Health reform and limits of manifestos

Bangladesh’s health sector has long been weighed down by a complex set of interlinked challenges — persistent shortages of infrastructure and skilled personnel, rising out-of-pocket expenditure, uneven quality of care and a steady erosion of public trust. Health is therefore no longer a purely sectoral concern; it has become a crucial indicator of state capacity and political credibility. In this context, the recommendations of the Health Sector Reform Commission warrant close scrutiny, not only as a diagnosis of systemic failure but as a structured roadmap for reform.

The commission’s proposals are anchored in three core principles: the recognition of health as a fundamental right, the establishment of strong and transparent administrative and regulatory frameworks and the enforcement of governance, accountability and ethical standards across the system. When political parties’ health-related election manifestos are examined through this framework, areas of convergence emerge alongside notable limitations.


The Bangladesh Nationalist Party’s health manifesto demonstrates considerable alignment with the commission’s structural agenda. Its commitments include recognising health as a basic right, introducing universal health coverage through a national health insurance scheme, strengthening service delivery from primary to tertiary levels, ensuring access to essential medicines and expanding digital health services such as health cards and referral systems. These proposals closely reflect the commission’s emphasis on system strengthening and service integration, indicating an acknowledgement of the need for a coordinated, state-led health framework.

However, the commission goes further by explicitly calling for independent regulatory authorities, autonomous hospital governance and the insulation of health administration from political interference. On these critical issues, the BNP manifesto remains cautious and less explicit. This does not necessarily imply resistance, but it does raise questions about political willingness to curtail discretionary power and enforce institutional accountability — issues central to meaningful and sustainable reform.

By contrast, Jamaat-e-Islami’s articulation of health policy places stronger emphasis on ethical values, social responsibility, equitable access for the poor and moral integrity in medical practice. These concerns resonate with the commission’s recognition of ethics and equity as essential components of a functional health system, creating a degree of normative alignment.
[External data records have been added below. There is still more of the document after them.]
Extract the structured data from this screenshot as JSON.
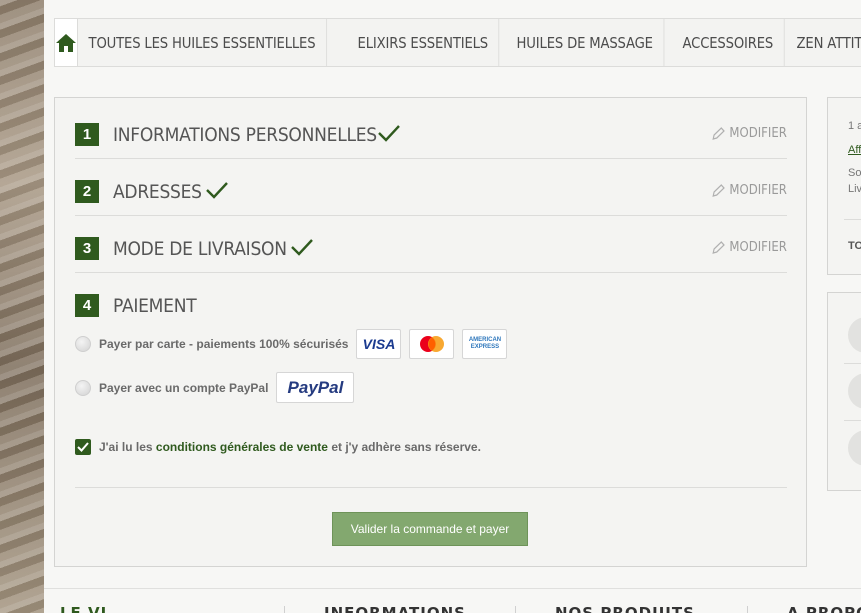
{
  "nav": {
    "items": [
      {
        "label": "TOUTES LES HUILES ESSENTIELLES"
      },
      {
        "label": "ELIXIRS ESSENTIELS"
      },
      {
        "label": "HUILES DE MASSAGE"
      },
      {
        "label": "ACCESSOIRES"
      },
      {
        "label": "ZEN ATTITUDE"
      }
    ]
  },
  "steps": [
    {
      "num": "1",
      "title": "INFORMATIONS PERSONNELLES",
      "modify": "MODIFIER"
    },
    {
      "num": "2",
      "title": "ADRESSES",
      "modify": "MODIFIER"
    },
    {
      "num": "3",
      "title": "MODE DE LIVRAISON",
      "modify": "MODIFIER"
    },
    {
      "num": "4",
      "title": "PAIEMENT"
    }
  ],
  "payment": {
    "card_label": "Payer par carte - paiements 100% sécurisés",
    "paypal_label": "Payer avec un compte PayPal",
    "visa": "VISA",
    "amex_line1": "AMERICAN",
    "amex_line2": "EXPRESS",
    "paypal_brand": "PayPal"
  },
  "terms": {
    "prefix": "J'ai lu les",
    "link": "conditions générales de vente",
    "suffix": "et j'y adhère sans réserve."
  },
  "submit_label": "Valider la commande et payer",
  "side": {
    "line1": "1 a",
    "link": "Aff",
    "line2": "So",
    "line3": "Liv",
    "total": "TO"
  },
  "footer": {
    "items": [
      "LE VI",
      "INFORMATIONS",
      "NOS PRODUITS",
      "A PROPO"
    ]
  },
  "colors": {
    "brand_green": "#2f5a1e",
    "button_green": "#83a86f"
  }
}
Yet contemporary health systems require more than ethical intent alone. Clear positions on financing mechanisms, insurance models, regulatory authorities, hospital management structures and procurement transparency are indispensable for effective governance. On these operational dimensions, Jamaat’s health vision remains insufficiently articulated, limiting its ability to translate moral commitments into actionable public policy.

This comparative assessment raises a broader political question: do election manifestos, particularly on public health, meaningfully influence voter behaviour? Can they increase or reduce electoral support?

Bangladesh’s electoral history suggests that manifestos, in isolation, rarely determine election outcomes. Voter decisions are more commonly shaped by political identity, leadership perception, past performance and the broader electoral environment. However, issues such as health, education and employment increasingly matter to a segment of undecided or ‘silent’ voters — particularly among urban and semi-urban middle classes and younger voters — because these concerns directly affect everyday household experience.

From this perspective, the BNP’s health manifesto arguably holds greater potential to attract voter interest, as it speaks more directly to tangible concerns such as treatment costs, hospital access, availability of medicines and financial protection through insurance. These are issues grounded in lived reality. Yet this potential is constrained by several practical considerations.

First, do voters actually read election manifestos? In practice, most voters in Bangladesh do not have direct access to these documents. Manifestos are neither widely disseminated nor consistently presented in simplified, citizen-friendly formats. Consequently, their content reaches voters primarily through speeches, slogans, media summaries and informal discussion rather than through systematic engagement.

Second, is the electorate uniformly equipped to analyse structural differences between policy proposals? Bangladesh’s electorate is highly diverse in terms of education, exposure and political literacy. While some voter groups may engage with policy distinctions, many rely on broader narratives, reputational cues and trust signals rather than technical policy detail.

Under such conditions, election manifestos are unlikely to produce dramatic shifts in voting patterns. Their real value lies elsewhere: in preventing vote erosion, reinforcing credibility among undecided voters and establishing a baseline of policy seriousness. A coherent and implementable health manifesto may not win an election on its own, but it can contribute to sustaining political trust.

In this sense, the Health Sector Reform Commission’s proposals offer an opportunity for all political parties. Those that meaningfully align their manifestos with these recommendations, and, crucially, demonstrate credible commitment to implementation, stand to gain not only policy legitimacy but also public confidence.

Ultimately, health sector reform is not about manifesto language or electoral arithmetic alone. It concerns the lives, dignity and security of citizens. If health is treated as a genuine political priority, its impact will extend well beyond votes, shaping the long-term relationship between the state and its people.

Dr Syed Md Akram Hussain, member of Health Sector Reform Commission, is a professor of clinical oncology at Bangladesh Medical University.